No one in Snaffle seemed especially concerned about the storm. They've reassembled the village so many times by now that it's practically routine. That's one advantage of living in buildings that float; if your house gets uprooted and blown out to sea, you just tie a bedsheet to the mast and sail it back.

Not being quite so accustomed to hurricanes, I thought it would be best if I made my way inland. I'm glad I did. The storm was frightening enough even three days away from the coast. When it caught up with me, I was able to take shelter in a hollow barrel oak, along with what seemed to be half the animals in the Great Shwamp. The trunk was full of them. Squirrels and tree lemmings crouched in holes with owls and snakes. Marsh wolves crowded into the wide base of the tree next to otters, beavers, several dozen assorted rodents, and one cantankerous alligator, who was given all the space he wanted.

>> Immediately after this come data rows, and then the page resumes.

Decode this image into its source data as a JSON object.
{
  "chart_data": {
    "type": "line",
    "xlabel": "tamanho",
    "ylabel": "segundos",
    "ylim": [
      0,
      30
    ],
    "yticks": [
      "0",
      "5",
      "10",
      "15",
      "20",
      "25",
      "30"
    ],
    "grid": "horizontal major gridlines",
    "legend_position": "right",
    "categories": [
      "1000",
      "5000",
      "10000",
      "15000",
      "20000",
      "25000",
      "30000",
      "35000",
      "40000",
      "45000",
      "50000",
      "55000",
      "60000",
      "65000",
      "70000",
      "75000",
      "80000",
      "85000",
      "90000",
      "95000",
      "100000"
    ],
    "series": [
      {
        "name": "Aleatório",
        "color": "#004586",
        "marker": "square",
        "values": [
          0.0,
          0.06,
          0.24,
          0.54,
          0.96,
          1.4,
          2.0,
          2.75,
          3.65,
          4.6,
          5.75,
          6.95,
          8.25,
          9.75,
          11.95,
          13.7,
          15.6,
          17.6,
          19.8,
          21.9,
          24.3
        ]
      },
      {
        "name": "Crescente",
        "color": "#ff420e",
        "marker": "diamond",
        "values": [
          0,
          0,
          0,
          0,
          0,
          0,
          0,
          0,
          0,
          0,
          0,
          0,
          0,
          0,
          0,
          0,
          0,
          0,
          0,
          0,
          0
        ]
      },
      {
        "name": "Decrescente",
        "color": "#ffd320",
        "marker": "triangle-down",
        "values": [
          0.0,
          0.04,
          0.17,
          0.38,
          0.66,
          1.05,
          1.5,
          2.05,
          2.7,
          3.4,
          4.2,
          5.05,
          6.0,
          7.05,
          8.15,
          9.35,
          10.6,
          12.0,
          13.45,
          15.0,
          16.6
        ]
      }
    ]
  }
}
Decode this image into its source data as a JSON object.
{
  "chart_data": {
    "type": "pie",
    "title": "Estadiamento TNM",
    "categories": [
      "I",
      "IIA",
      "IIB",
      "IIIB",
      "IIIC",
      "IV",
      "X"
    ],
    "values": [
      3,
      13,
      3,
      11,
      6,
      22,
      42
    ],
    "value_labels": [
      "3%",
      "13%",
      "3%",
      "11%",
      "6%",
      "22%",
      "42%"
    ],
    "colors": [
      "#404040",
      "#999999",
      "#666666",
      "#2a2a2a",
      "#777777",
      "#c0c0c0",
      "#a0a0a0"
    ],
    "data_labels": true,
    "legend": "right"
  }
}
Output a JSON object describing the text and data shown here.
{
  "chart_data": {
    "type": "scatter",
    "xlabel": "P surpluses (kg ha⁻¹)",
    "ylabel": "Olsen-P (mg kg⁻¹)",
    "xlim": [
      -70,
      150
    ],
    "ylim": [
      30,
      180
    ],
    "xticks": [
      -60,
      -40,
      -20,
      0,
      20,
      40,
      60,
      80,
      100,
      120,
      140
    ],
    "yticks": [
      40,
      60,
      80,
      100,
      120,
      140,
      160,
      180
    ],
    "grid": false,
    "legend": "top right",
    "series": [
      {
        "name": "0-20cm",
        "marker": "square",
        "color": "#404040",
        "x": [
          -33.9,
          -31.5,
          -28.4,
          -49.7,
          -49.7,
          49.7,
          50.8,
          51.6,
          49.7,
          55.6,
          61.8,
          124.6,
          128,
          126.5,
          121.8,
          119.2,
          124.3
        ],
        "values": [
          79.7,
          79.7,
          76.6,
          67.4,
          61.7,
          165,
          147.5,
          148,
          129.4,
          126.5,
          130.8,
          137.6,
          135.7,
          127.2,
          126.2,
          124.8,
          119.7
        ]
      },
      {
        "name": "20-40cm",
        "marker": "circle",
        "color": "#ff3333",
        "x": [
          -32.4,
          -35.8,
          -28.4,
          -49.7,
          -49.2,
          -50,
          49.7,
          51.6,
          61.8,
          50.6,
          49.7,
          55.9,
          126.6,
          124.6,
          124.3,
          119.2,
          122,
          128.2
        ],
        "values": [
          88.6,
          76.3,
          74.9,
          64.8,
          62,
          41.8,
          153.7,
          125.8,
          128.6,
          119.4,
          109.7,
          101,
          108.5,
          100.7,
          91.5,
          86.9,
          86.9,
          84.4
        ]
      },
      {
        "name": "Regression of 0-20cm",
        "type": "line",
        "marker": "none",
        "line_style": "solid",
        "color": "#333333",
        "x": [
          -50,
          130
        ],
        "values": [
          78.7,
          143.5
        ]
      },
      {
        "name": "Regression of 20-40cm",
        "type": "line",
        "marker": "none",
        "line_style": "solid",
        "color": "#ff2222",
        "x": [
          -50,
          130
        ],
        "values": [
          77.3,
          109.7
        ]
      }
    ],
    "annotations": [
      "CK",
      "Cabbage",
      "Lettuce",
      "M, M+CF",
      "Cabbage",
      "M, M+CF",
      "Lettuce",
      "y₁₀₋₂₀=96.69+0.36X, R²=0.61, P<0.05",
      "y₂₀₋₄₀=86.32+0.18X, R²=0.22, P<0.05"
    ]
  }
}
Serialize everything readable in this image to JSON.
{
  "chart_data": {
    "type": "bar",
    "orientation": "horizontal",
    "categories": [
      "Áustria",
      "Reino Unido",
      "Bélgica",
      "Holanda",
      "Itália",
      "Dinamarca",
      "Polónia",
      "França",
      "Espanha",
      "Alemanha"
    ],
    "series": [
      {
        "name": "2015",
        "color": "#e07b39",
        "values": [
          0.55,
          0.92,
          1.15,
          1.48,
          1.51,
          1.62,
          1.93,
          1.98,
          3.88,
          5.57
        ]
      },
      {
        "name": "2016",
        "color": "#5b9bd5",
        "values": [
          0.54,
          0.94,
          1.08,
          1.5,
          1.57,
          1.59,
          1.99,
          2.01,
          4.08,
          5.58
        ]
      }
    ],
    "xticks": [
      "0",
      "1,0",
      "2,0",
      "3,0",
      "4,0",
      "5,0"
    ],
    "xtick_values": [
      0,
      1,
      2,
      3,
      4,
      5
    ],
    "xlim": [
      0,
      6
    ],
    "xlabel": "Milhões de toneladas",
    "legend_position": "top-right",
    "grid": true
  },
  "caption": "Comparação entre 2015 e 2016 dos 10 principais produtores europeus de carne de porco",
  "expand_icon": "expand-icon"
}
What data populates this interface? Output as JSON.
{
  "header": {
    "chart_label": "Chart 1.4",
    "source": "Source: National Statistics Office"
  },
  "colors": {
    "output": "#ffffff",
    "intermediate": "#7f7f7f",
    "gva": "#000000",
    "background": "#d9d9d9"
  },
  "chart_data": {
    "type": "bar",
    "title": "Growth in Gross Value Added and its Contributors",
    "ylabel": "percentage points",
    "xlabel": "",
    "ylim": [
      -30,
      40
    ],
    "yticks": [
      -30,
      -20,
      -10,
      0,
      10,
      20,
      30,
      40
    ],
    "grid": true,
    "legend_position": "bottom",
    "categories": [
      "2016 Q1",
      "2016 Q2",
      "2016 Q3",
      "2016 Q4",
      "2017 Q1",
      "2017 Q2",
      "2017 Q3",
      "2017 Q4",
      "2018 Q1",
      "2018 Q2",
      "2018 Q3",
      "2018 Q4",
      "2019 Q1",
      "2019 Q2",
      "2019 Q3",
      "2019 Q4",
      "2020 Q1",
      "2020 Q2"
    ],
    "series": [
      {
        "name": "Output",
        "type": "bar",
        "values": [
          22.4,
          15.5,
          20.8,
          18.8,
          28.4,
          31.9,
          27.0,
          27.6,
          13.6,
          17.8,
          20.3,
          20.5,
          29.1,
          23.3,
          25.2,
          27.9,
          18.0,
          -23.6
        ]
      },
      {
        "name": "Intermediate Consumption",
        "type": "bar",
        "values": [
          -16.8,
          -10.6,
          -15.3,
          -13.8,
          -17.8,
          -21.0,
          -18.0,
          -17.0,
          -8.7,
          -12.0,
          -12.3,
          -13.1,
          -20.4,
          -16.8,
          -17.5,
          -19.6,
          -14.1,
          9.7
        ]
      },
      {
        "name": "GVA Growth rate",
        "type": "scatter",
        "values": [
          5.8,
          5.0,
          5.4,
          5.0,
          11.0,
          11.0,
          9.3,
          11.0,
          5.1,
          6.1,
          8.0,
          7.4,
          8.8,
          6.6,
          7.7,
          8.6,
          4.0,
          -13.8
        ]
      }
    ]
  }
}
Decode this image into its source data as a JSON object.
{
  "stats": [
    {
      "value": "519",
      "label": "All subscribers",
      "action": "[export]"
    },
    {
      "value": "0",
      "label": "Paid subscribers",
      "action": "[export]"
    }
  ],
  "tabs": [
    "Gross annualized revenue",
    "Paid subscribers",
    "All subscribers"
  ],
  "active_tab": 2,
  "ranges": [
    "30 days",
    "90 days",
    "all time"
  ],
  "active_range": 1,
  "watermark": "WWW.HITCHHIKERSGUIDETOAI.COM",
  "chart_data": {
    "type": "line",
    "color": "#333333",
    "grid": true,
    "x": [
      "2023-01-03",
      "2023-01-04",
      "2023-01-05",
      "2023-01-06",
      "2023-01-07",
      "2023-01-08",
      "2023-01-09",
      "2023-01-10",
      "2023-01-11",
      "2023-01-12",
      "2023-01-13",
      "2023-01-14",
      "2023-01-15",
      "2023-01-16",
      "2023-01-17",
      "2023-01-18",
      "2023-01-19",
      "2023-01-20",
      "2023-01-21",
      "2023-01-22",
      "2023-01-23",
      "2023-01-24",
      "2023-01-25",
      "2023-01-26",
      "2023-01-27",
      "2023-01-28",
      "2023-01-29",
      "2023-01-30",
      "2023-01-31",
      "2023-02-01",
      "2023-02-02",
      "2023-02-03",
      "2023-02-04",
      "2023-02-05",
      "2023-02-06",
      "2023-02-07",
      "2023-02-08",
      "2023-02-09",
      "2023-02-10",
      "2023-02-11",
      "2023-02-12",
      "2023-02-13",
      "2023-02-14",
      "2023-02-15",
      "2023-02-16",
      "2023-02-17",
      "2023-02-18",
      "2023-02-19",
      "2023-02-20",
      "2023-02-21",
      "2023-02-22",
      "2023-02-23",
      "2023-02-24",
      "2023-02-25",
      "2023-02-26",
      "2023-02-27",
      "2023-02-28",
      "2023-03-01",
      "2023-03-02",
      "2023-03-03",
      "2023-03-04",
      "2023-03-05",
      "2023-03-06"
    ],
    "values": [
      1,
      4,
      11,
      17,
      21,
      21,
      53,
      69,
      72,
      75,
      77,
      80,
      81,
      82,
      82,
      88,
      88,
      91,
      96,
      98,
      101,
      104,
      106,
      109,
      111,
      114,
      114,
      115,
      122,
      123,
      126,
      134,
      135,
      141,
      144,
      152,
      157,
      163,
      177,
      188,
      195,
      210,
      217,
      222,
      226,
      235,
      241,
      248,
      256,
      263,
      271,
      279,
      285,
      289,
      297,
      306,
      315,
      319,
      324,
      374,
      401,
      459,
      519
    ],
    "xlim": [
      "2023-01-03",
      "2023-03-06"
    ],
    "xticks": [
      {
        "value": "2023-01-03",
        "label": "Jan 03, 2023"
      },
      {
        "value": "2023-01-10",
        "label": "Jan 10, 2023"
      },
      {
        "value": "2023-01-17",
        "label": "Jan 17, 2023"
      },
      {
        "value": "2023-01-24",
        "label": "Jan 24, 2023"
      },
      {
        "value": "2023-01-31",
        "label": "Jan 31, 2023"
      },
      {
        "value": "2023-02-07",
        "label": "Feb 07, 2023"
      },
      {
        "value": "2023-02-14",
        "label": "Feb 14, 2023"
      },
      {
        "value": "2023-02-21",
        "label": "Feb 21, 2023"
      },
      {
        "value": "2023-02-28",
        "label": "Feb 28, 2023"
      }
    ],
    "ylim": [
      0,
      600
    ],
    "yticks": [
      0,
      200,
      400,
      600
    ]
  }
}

The dark hollow of the trunk above us was full of the quiet rustling of winged creatures. Feathers drifted down occasionally. Somewhere up there was a black panther; it never came low enough to see, black on black in the dim light, but I caught the glint of its eyes a few times.

It was an odd few days. The storm raged outside and made the wood around us creak. Inside, everyone was silent; even the goolhowlers and yatter monkeys kept quiet, as if they knew the roaring of the storm was out of their league. The carnivores refrained from eating any of the other animals. Either the storm had inspired some sort of truce, or they were smart enough to realize they were outnumbered. I shared some of my dried squid with them. They were very polite about it. When the wind died down two days later, all of them crept out of the tree and vanished quietly into the Shwamp. I'll probably see any of them again. I'm sure they'd prefer I didn't.

I found the boardwalk a day later, and I've been wandering through the Great Shwamp ever since. I'm in no hurry to leave. There hasn't been a dull moment so far. Nothing has been quite as exciting as those first few days, though - and I couldn't possibly be more grateful for that.

* The odd pronunciation of the Great Shwamp is due to the person who first named it. The Great Wood was named by the legendary explorer and dimensimancer, Lady Erica Pelican, the first to realize it was all the same place; The Great Shwamp was named by Shamyorl Heffelish,** the same sabertoothed explorer responsible for the Shilver Forsht and Lake Shoshenloosher.

** His name was originally Samuel, but he changed the spelling to match the pronunciation.